CMC Code to reproduce NYU RGBD results / input pipeline

Hi, thanks for your repo. It would be nice if you could provide the code / the input pipeline which you used to run the NYU RGB-D experiments as well (similar to #4 ). To me it is not entirely clear, how you added the different modalities. Best,

Aug 09 '19 06:08 meyerjo

@HobbitLong As I don't know if there is any timeline on this issue and just to be sure to understand everything correctly to replicate the NYU RGB-D experiments the following steps would be required to replicate them wouldn't they?

Initialize the different models per modality

feat_l, feat_ab, feat_depth = model(inputs)

Create different contrast objects for the different pairs (e.g. in the core view scheme contrast_l_ab, contrast_l_depth) 2.1. This would enable something like

out_l, out_ab = contrast_l_and_ab(feat_l, feat_ab, index)
out_l_2, out_depth = contrast_l_and_depth(feat_l, feat_depth, index)

For each of the modalities one need to create a criterion object (twice for the core modality "L"). Which would lead to something like

l_loss_from_l_and_depth = criterion_l2(out_l_2)
depth_loss_from_l_and_depth = criterion_depth(out_l_2)

And then add the results from above to the general loss term.

Is this the correct way to go forward? How exactly did you do the patched based training on the "L" modality? Could you provide some hyper-parameters for that?

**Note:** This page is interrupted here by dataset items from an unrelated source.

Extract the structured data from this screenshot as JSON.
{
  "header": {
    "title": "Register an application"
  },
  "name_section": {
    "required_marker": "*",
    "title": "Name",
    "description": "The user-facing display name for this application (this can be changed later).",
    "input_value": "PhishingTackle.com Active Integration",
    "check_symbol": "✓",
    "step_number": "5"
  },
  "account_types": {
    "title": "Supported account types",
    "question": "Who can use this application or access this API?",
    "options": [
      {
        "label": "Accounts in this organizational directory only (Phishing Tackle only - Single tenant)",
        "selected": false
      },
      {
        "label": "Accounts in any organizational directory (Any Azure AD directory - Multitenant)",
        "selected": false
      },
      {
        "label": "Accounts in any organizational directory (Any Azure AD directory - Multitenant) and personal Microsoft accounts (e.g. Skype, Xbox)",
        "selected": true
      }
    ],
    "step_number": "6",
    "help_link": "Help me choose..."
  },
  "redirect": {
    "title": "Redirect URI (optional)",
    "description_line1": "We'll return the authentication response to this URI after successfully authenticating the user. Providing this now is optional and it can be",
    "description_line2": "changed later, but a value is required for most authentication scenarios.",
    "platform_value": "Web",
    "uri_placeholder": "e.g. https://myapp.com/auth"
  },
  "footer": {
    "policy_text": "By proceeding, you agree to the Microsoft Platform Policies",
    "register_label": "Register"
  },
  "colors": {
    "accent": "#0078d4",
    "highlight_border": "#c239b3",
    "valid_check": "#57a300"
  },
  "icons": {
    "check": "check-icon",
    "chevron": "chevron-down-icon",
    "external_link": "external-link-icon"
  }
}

Thanks for the otherwise very nice repo.

Aug 16 '19 13:08 meyerjo

@meyerjo ,

To your question, we used "patch-based contrastive objective" for this task, please refer to section 3.5.2.

That being said, for each of the modality, we extract global feature as well as local feature. Then we contrast between (1)global feature from modality A to local feature from modality B and (2)global feature from modality B to local feature from modality A. The way we build this global-local contrastive loss is exactly the same way s DIM paper. The code for this loss can be found here.

The way of extracting global local feature can be found here.

And then we sum up those pair-wise loss as described in our paper.

Aug 18 '19 01:08 HobbitLong

@HobbitLong thanks for this additional info.

Just to confirm, the use of a patch-wise method here is only motivated by a small dataset?

I am also trying to find an explanation of the global/local feature concept in your CMC paper - is this a deviation from the method presented there?

Many thanks!

Mar 10 '20 10:03 jnyjxn

@jnyjxn ,

Yes, NYU dataset only has less than 2k images.

This is different from the ImageNet experiment, but has been described in the supplementary of the paper.

Mar 10 '20 17:03 HobbitLong